Interim President Pete Menjares announced the settlement to the SPU community through email on May 4. In the email, Menjares touted the settlement as a victory for religious freedom and the ability for Christian institutions to settle complex issues in their own communities, a process he is looking forward to seeing continue in the future.

“We continue to engage in discussions about how best to live out our identity as a Christian university, including with respect to employment policies,” Menjares said. “I am grateful for the conversations that have been facilitated over the past several months through the ‘SPU in One Room’ events. I am also especially appreciative of all the work that has been done by the LGBTQIA+ Work Group these past several months.” 

The details of the settlement are confidential, something unsurprising to communications Professor Dr. Matthew Bellinger.

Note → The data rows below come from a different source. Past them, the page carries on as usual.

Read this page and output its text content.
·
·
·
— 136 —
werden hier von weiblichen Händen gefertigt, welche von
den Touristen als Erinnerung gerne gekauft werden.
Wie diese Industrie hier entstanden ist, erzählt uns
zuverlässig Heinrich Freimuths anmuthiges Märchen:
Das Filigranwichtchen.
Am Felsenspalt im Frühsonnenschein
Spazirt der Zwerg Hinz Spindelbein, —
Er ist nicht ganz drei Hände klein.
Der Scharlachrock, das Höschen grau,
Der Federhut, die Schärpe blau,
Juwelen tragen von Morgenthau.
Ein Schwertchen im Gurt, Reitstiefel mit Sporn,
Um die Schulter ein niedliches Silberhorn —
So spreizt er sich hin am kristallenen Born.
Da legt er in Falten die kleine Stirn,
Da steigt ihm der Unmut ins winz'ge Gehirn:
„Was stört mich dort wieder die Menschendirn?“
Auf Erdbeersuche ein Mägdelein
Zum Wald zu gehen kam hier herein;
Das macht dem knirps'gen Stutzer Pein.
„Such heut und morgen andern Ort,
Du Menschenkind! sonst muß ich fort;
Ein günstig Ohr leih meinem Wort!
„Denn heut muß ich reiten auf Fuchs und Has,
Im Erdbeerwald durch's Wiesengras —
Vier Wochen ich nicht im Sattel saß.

“I was glad to hear an update. I was not surprised that the announcement of a settlement would be pretty sparse in details given the university’s need to protect its options legally,” Bellinger explained. “My sense is that the campus community is not looking so much at the specifics of the Rinedahl case but to the board vote later this month.”

The Board of Trustees will decide whether to take the suggestion of the LGBTQIA+ Work Group to modify the statement on human sexuality and the university’s hiring policies. The work group, which was convened in January to advise the board on the next steps in addressing the issue, held a public forum announcing their suggestions.

The workgroup stopped short of advising the board to fully affirm LGBTQIA+ people and relationships but instead advocated for “third options.” 

“The “third-way” variations differ concerning the Statement on Human Sexuality: one variation retains the statement as an expression of our denominational heritage, the second variation eliminates the SoHS, and the third variation revises the SoHS to acknowledge different Christian perspectives on human sexuality,” the workgroup explained in its email.

During the work group’s announcements to faculty and staff, it was reported that many FMC-affiliated university leaders received emails detailing possible disaffiliation with the institution if they decide to change policies regarding sexuality.  

Choe thinks this possibility may sway the board’s decision on the matter. 

“That, in a way, undermines all the work the working group has done because the circumstances have completely changed now,” Choe explained. “If we want to stay affiliated with the Free Methodist Church, that means that we absolutely cannot change the statement or hiring policies. I spoke with a couple of board members after the working group session, and now I think it’s an issue of, ‘Do we want to stay affiliated with the Free Methodist Church?’”

Until the board has its vote and makes its decision, SPU continues to await some sort of resolution on how to move past this 16-month saga that began when Rinedahl announced his lawsuit.

Dr. Bellinger is looking forward to hearing the conclusion. 

“I think we are all exhausted. I think we are all sick of having to have this conversation and deal with this,” Bellinger said. “I think a lot is riding a lot on the vote later. What way will it go? That kind of determines what’s going to happen next on campus in a lot of ways.”